A broad-based revival in global trade, the picking up of economic momentum in China and a healthy expansion in the major global industrial economies have resulted in higher-than-estimated projections for Asian economic growth, according to the Asian Development Bank’s Asian Development Outlook 2017 Update.

While Asia is expected to see gross domestic product growth of 5.9 percent in 2017 and 5.8 percent next year, developing Asian economies are expected to witness 6.4 percent growth this year and 6.3 percent in 2018.

According to the report, the region’s exports increased by 11 percent in the first five months of 2017 in U.S. dollar terms over the same period in 2016, and the value of imports increased by 17 percent. The increase comes after two back-to-back years of an export decline resulting from lower commodity prices and weak global demand for manufactured goods.

External demand is expected to stay strong, given that the U.S. economy’s expansion is now in its ninth year. Elsewhere, Japan saw stronger-than-expected growth owing to improved consumer confidence and business sentiment. In Europe, expansive monetary and fiscal policies and renewed market confidence are responsible for the healthy growth in demand for Asian exports.

Regional Champions

China is expected to witness an economic growth rate of 6.7 percent in 2017, higher than the 6.5 percent growth estimated earlier. This is largely due to expansionary fiscal policy and an uptick in the demand for Chinese exports. However, the rebalancing of the Chinese economy toward a demand-driven model and efforts to address oversupply in several industry sectors could trim growth to 6.4 percent next year.

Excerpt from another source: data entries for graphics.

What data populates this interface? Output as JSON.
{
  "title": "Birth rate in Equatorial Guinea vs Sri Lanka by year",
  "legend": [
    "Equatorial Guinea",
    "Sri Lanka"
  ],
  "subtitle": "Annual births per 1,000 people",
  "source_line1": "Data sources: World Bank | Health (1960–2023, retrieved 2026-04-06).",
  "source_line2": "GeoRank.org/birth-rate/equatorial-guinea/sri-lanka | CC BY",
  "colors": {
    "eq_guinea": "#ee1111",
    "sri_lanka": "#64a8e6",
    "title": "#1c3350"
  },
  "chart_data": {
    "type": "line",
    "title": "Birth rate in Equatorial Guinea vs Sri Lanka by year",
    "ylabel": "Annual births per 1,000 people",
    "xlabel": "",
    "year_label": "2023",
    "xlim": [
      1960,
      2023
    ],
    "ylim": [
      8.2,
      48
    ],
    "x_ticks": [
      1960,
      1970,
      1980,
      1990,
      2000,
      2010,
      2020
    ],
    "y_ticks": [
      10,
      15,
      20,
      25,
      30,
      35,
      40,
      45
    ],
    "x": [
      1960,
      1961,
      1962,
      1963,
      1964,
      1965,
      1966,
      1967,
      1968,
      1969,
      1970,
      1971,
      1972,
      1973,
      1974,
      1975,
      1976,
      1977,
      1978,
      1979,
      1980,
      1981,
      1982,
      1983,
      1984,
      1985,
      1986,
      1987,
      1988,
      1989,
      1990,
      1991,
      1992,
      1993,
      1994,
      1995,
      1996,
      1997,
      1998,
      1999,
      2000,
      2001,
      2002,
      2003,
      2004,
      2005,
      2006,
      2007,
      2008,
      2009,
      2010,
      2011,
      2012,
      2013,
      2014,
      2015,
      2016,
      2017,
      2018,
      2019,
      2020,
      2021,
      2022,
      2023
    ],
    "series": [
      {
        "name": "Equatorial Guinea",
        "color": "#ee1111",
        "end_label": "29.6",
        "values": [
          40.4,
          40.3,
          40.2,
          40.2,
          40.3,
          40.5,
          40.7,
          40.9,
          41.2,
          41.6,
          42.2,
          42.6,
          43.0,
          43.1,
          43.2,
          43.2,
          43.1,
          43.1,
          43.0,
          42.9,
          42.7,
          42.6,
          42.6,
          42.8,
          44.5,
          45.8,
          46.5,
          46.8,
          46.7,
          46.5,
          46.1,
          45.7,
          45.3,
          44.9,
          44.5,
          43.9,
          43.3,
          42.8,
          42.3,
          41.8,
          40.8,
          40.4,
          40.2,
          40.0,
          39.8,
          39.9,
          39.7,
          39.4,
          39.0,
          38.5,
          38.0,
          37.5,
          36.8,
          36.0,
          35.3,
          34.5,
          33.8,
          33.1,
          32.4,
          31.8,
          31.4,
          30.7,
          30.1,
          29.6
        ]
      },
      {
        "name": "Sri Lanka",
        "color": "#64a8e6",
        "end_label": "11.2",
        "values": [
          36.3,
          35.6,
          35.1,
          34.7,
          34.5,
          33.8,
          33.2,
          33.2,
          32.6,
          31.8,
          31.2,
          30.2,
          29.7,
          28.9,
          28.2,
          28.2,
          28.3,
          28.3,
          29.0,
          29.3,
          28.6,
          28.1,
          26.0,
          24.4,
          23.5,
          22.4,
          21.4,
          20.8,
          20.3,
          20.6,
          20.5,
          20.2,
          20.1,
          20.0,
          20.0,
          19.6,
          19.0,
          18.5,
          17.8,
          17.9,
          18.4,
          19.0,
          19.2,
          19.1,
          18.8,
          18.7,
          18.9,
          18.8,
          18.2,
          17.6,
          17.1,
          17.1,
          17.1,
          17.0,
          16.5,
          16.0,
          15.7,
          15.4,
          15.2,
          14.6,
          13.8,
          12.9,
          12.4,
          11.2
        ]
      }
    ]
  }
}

While India is expected to grow faster than China in both 2017 and 2018, the report estimates economic growth will be slower than anticipated in both years. In 2017, India is expected to witness GDP growth of 7.0 percent as compared to the earlier estimate of 7.4 percent. Next year’s growth estimates, similarly, have been lowered from 7.6 percent to 7.4 percent. This is due to sluggish consumption and slower business sentiment emanating from demonetization, which “suppressed small businesses and private credit, and adjustment to the new national goods and services tax muted manufacturing,” the report says.

On a positive note, the short-term disruptions are expected to give way and the economy is expected to grow at a faster pace next year.

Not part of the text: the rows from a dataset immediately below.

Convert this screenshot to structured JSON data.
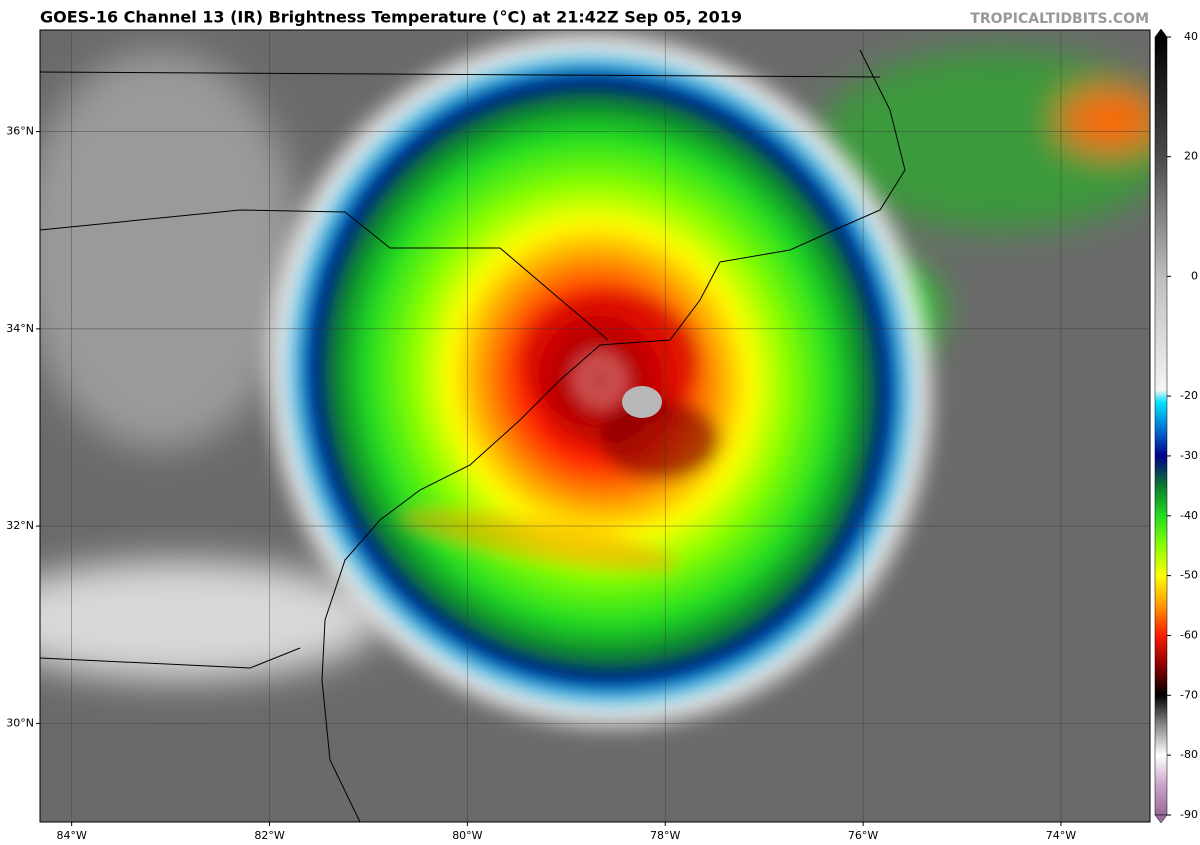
{
  "map": {
    "title": "GOES-16 Channel 13 (IR) Brightness Temperature (°C) at 21:42Z Sep 05, 2019",
    "watermark": "TROPICALTIDBITS.COM",
    "lon_range": [
      -84.32,
      -73.1
    ],
    "lat_range": [
      29.0,
      37.03
    ],
    "lon_ticks": [
      {
        "value": -84,
        "label": "84°W"
      },
      {
        "value": -82,
        "label": "82°W"
      },
      {
        "value": -80,
        "label": "80°W"
      },
      {
        "value": -78,
        "label": "78°W"
      },
      {
        "value": -76,
        "label": "76°W"
      },
      {
        "value": -74,
        "label": "74°W"
      }
    ],
    "lat_ticks": [
      {
        "value": 36,
        "label": "36°N"
      },
      {
        "value": 34,
        "label": "34°N"
      },
      {
        "value": 32,
        "label": "32°N"
      },
      {
        "value": 30,
        "label": "30°N"
      }
    ],
    "colorbar": {
      "range": [
        -90,
        40
      ],
      "ticks": [
        40,
        20,
        0,
        -20,
        -30,
        -40,
        -50,
        -60,
        -70,
        -80,
        -90
      ],
      "stops": [
        {
          "value": 40,
          "color": "#000000"
        },
        {
          "value": 20,
          "color": "#4a4a4a"
        },
        {
          "value": 0,
          "color": "#bdbdbd"
        },
        {
          "value": -19,
          "color": "#f5f5f5"
        },
        {
          "value": -21,
          "color": "#00e5ff"
        },
        {
          "value": -26,
          "color": "#0066cc"
        },
        {
          "value": -30,
          "color": "#00008a"
        },
        {
          "value": -35,
          "color": "#0a7a30"
        },
        {
          "value": -40,
          "color": "#22dd22"
        },
        {
          "value": -45,
          "color": "#88ff00"
        },
        {
          "value": -50,
          "color": "#ffff00"
        },
        {
          "value": -55,
          "color": "#ff9900"
        },
        {
          "value": -60,
          "color": "#ff1a00"
        },
        {
          "value": -65,
          "color": "#8b0000"
        },
        {
          "value": -70,
          "color": "#000000"
        },
        {
          "value": -75,
          "color": "#8a8a8a"
        },
        {
          "value": -80,
          "color": "#ffffff"
        },
        {
          "value": -85,
          "color": "#c9a5c9"
        },
        {
          "value": -90,
          "color": "#9a6a9a"
        }
      ]
    }
  }
}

Source: Asian Development Bank, Asian Development Outlook 2017 Update

Meanwhile, Southeast Asia continues to witness solid economic growth despite some regional variations. While the growth forecast has been upgraded for Singapore, Malaysia and the Philippines, it has been downgraded for Vietnam. The region is expected to grow by 5.0 percent in 2017 and at a slightly higher 5.1 percent in 2018.

Sustaining the Current Scenario

The revival of trade and economic activity in the region must be sustained, and to do that, the region needs to invest about $1.7 trillion annually to develop the necessary infrastructure. The report says that the public-private partnership model can help fill the funding gap that exists by allowing risks to be shared in accordance with parties’ ability to manage it.

According to Asian Development Bank Chief Economist Yasuyuki Sawada, “Countries in developing Asia should take advantage of favorable short-term economic prospects to implement productivity-enhancing reforms, invest in badly needed infrastructure, and maintain sound macroeconomic management to help increase their long-term growth potential.”